FusePaq™ kits provide a convenient approach to rapidly prepare prescription medications, as all components are pre-measured. This kit is manufactured according to US FDA current Good Manufacturing Practices (cGMP).
This kit contains active and inactive bulk materials to prepare 420 mL of a gabapentin oral suspension containing 25 mg/mL gabapentin. This kit may only be used for the extemporaneous mixing of these ingredients by an appropriate licensed medical professional, in response to a physician's prescription, to create a medication tailored to the specialized needs of an individual patient.
Remove kit contents. Ensure that seals are present and intact on the gabapentin and oral suspension vehicle bottles. If the seals are not intact, do not use the kit.
2 Prepare for Mixing
Wear gloves and eye protection during mixing operations.

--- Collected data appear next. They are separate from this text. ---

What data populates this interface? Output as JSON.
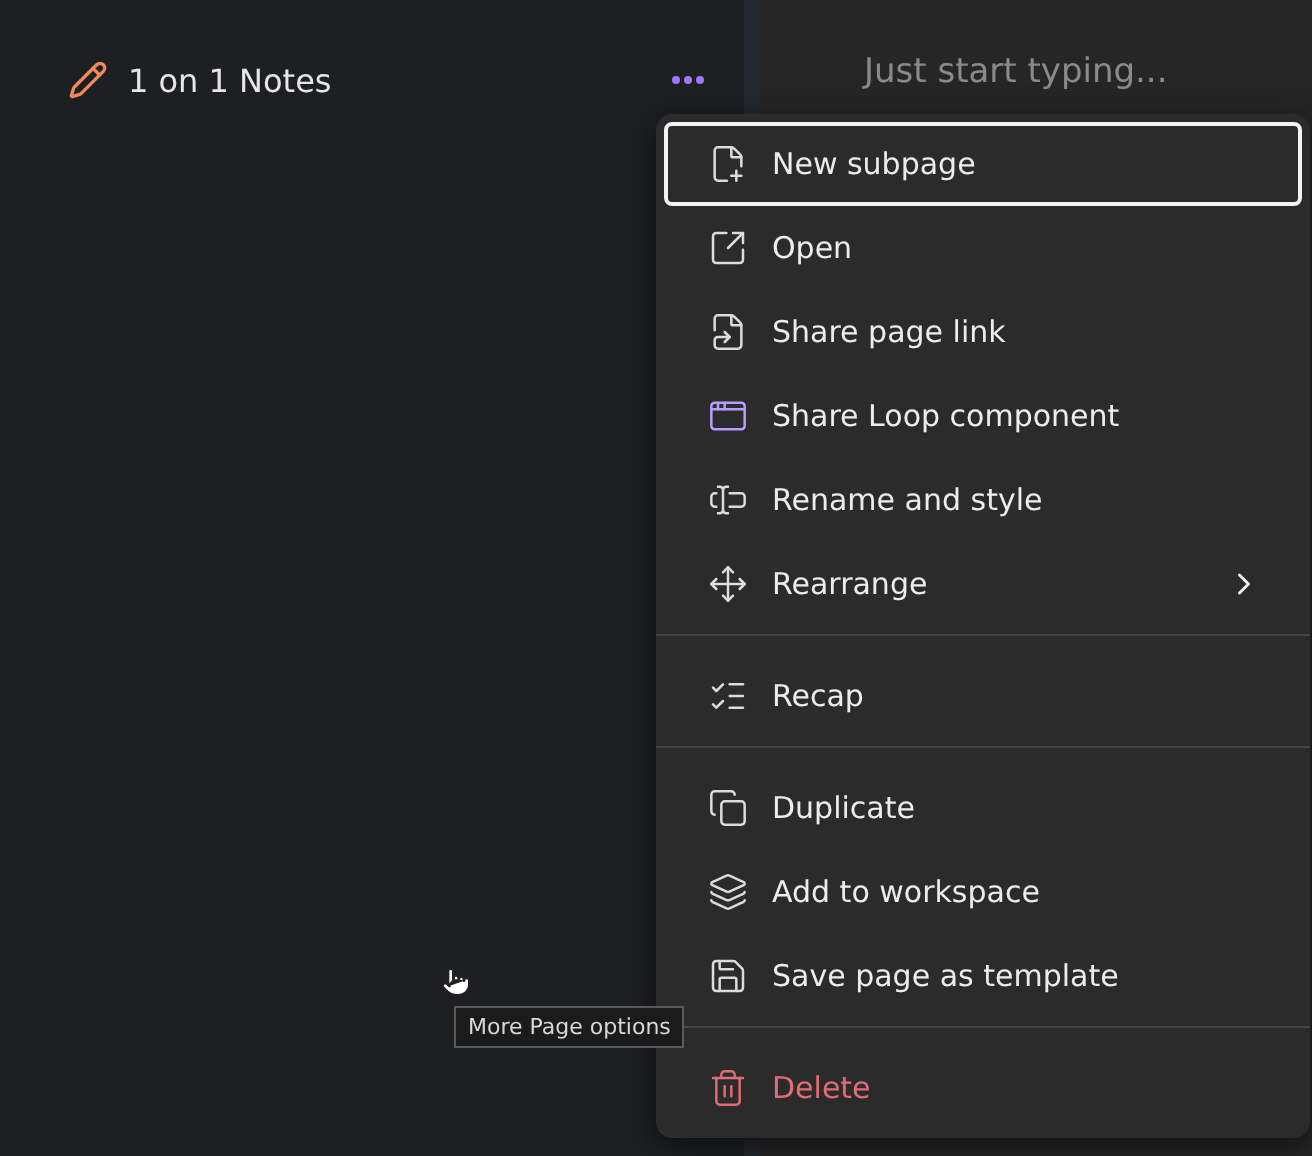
{
  "page_item": {
    "title": "1 on 1 Notes"
  },
  "editor": {
    "placeholder": "Just start typing..."
  },
  "menu": {
    "groups": [
      {
        "items": [
          {
            "label": "New subpage",
            "selected": true,
            "kind": "normal",
            "submenu": false
          },
          {
            "label": "Open",
            "selected": false,
            "kind": "normal",
            "submenu": false
          },
          {
            "label": "Share page link",
            "selected": false,
            "kind": "normal",
            "submenu": false
          },
          {
            "label": "Share Loop component",
            "selected": false,
            "kind": "normal",
            "submenu": false
          },
          {
            "label": "Rename and style",
            "selected": false,
            "kind": "normal",
            "submenu": false
          },
          {
            "label": "Rearrange",
            "selected": false,
            "kind": "normal",
            "submenu": true
          }
        ]
      },
      {
        "items": [
          {
            "label": "Recap",
            "selected": false,
            "kind": "normal",
            "submenu": false
          }
        ]
      },
      {
        "items": [
          {
            "label": "Duplicate",
            "selected": false,
            "kind": "normal",
            "submenu": false
          },
          {
            "label": "Add to workspace",
            "selected": false,
            "kind": "normal",
            "submenu": false
          },
          {
            "label": "Save page as template",
            "selected": false,
            "kind": "normal",
            "submenu": false
          }
        ]
      },
      {
        "items": [
          {
            "label": "Delete",
            "selected": false,
            "kind": "danger",
            "submenu": false
          }
        ]
      }
    ]
  },
  "tooltip": {
    "text": "More Page options"
  }
}
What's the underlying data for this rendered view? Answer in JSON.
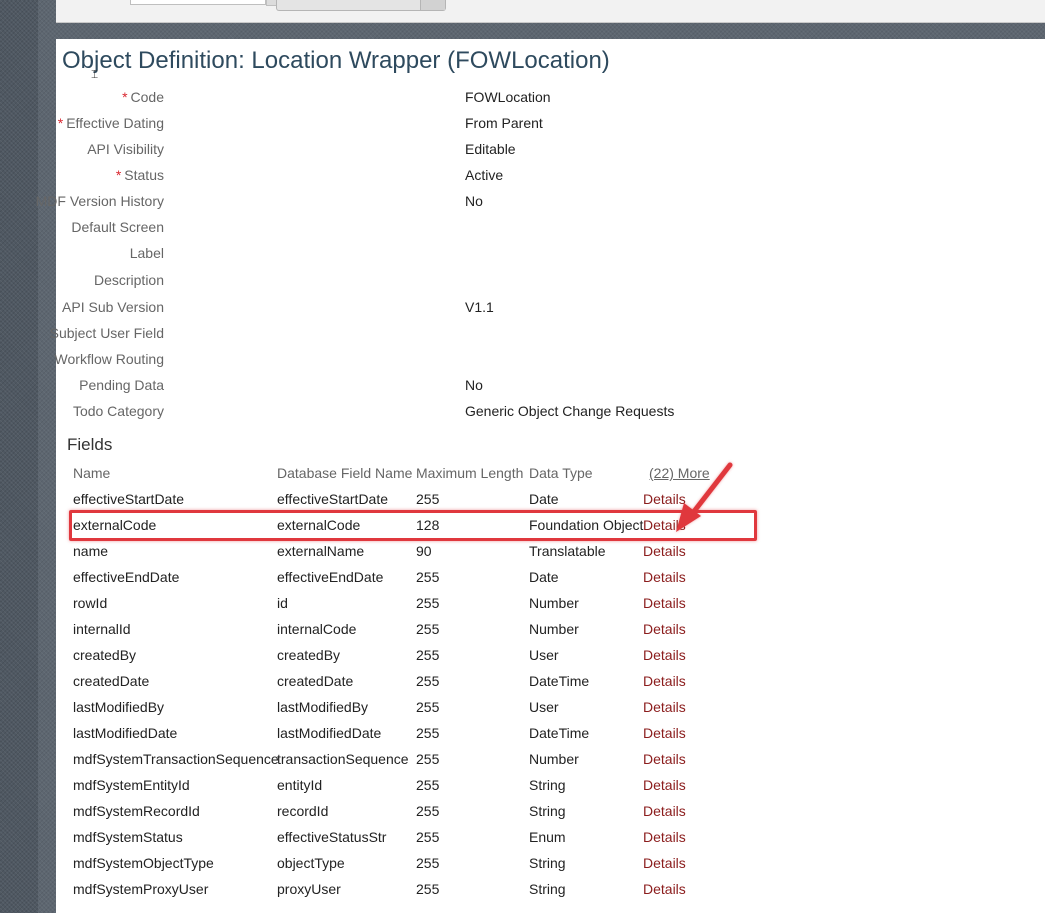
{
  "page": {
    "title": "Object Definition: Location Wrapper (FOWLocation)"
  },
  "properties": [
    {
      "label": "Code",
      "required": true,
      "value": "FOWLocation"
    },
    {
      "label": "Effective Dating",
      "required": true,
      "value": "From Parent"
    },
    {
      "label": "API Visibility",
      "required": false,
      "value": "Editable"
    },
    {
      "label": "Status",
      "required": true,
      "value": "Active"
    },
    {
      "label": "MDF Version History",
      "required": false,
      "value": "No"
    },
    {
      "label": "Default Screen",
      "required": false,
      "value": ""
    },
    {
      "label": "Label",
      "required": false,
      "value": ""
    },
    {
      "label": "Description",
      "required": false,
      "value": ""
    },
    {
      "label": "API Sub Version",
      "required": false,
      "value": "V1.1"
    },
    {
      "label": "Subject User Field",
      "required": false,
      "value": ""
    },
    {
      "label": "Workflow Routing",
      "required": false,
      "value": ""
    },
    {
      "label": "Pending Data",
      "required": false,
      "value": "No"
    },
    {
      "label": "Todo Category",
      "required": false,
      "value": "Generic Object Change Requests"
    }
  ],
  "required_marker": "*",
  "fields": {
    "heading": "Fields",
    "columns": [
      "Name",
      "Database Field Name",
      "Maximum Length",
      "Data Type"
    ],
    "more_link": "(22) More",
    "rows": [
      [
        "effectiveStartDate",
        "effectiveStartDate",
        "255",
        "Date",
        "Details"
      ],
      [
        "externalCode",
        "externalCode",
        "128",
        "Foundation Object",
        "Details"
      ],
      [
        "name",
        "externalName",
        "90",
        "Translatable",
        "Details"
      ],
      [
        "effectiveEndDate",
        "effectiveEndDate",
        "255",
        "Date",
        "Details"
      ],
      [
        "rowId",
        "id",
        "255",
        "Number",
        "Details"
      ],
      [
        "internalId",
        "internalCode",
        "255",
        "Number",
        "Details"
      ],
      [
        "createdBy",
        "createdBy",
        "255",
        "User",
        "Details"
      ],
      [
        "createdDate",
        "createdDate",
        "255",
        "DateTime",
        "Details"
      ],
      [
        "lastModifiedBy",
        "lastModifiedBy",
        "255",
        "User",
        "Details"
      ],
      [
        "lastModifiedDate",
        "lastModifiedDate",
        "255",
        "DateTime",
        "Details"
      ],
      [
        "mdfSystemTransactionSequence",
        "transactionSequence",
        "255",
        "Number",
        "Details"
      ],
      [
        "mdfSystemEntityId",
        "entityId",
        "255",
        "String",
        "Details"
      ],
      [
        "mdfSystemRecordId",
        "recordId",
        "255",
        "String",
        "Details"
      ],
      [
        "mdfSystemStatus",
        "effectiveStatusStr",
        "255",
        "Enum",
        "Details"
      ],
      [
        "mdfSystemObjectType",
        "objectType",
        "255",
        "String",
        "Details"
      ],
      [
        "mdfSystemProxyUser",
        "proxyUser",
        "255",
        "String",
        "Details"
      ]
    ]
  },
  "annotation": {
    "highlighted_row": "externalCode",
    "color": "#e0383e"
  },
  "colors": {
    "title": "#2e4a5e",
    "link": "#8b1c1c",
    "required": "#d9262f"
  }
}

Remove the seal from the oral suspension bottle. Break the seal and remove the cap from the gabapentin bottle.
3 Transfer Gabapentin to the Suspension Bottle
Uncap the suspension bottle. Using the included funnel, carefully transfer the gabapentin powder to the suspension bottle. Cap the suspension bottle and mix thoroughly by inverting and shaking until all contents are dissolved. Uncap the suspension bottle. Pour a small amount of the mixed suspension back into the gabapentin bottle. Cap the gabapentin bottle and shake to ensure that all residual gabapentin has been dissolved. Pour the liquid through the funnel into the suspension bottle. Discard the funnel and gabapentin powder bottle.
4 Complete the Mixing Process
Insert the press-in bottle adaptor into the suspension bottle. Recap the suspension bottle. Mix well by inverting repeatedly several times. Visually ensure that all contents are dissolved.
5 Re-label the Suspension
Label the mixed suspension as required for prescription products. Ensure that the original oral suspension vehicle label is removed or obscured, since the original label is no longer accurate once the suspension is prepared.
Store the unused kit at room temperature of 15-30°C (59-86°F). Once prepared, store the mixed suspension between 15-30°C (59-86°F). The mixed suspension is stable for at least eight weeks, based upon real-time and accelerated stability studies.
Each lot of suspension vehicle is tested to meet microbial limits per USP Microbial Limit Test <61>. In addition, the suspension vehicle formulation has passed the USP <51> Antimicrobial Effectiveness Test.
An oral dispenser is provided in the kit and may be used to facilitate delivery of the suspension.
U.S. Patents Pending
Fusion Pharmaceuticals, LLC
768 Calle Plano
Camarillo, CA 93012
CS75-A1 rev 0
DRUG BOTTLE LABEL
Do not use if safety seal is broken
Gabapentin 1-(Aminomethyl)cyclohexaneacetic acid CAS #60142-96-3 CAUTION: For manufacturing, processing, repacking, or prescription compounding
Net contents: 10.5 g
Repackaged by Fusion Pharmaceuticals, LLC Camarillo, CA 93012
CS73-A1 rev 0
SUSPENSION BOTTLE LABEL
Do not use if safety seal is broken For Prescription Compounding Only
Manufactured for: Fusion Pharmaceuticals, LLC Camarillo, CA 93012
CS74-A1 rev 0
Carton Box Label
Do not use if safety seal is broken
FusePaq™ Kit for Oral Suspension Fanatrex™ (gabapentin 25 mg/mL, in oral suspension - kit)
Description: This kit contains active and inactive bulk materials to prepare 420 mL of a gabapentin oral suspension containing 25 mg/mL gabapentin. This kit may only be used for the extemporaneous mixing of these ingredients by an appropriate licensed medical professional, in response to a physician's prescription, to create a medication tailored to the specialized needs of an individual patient.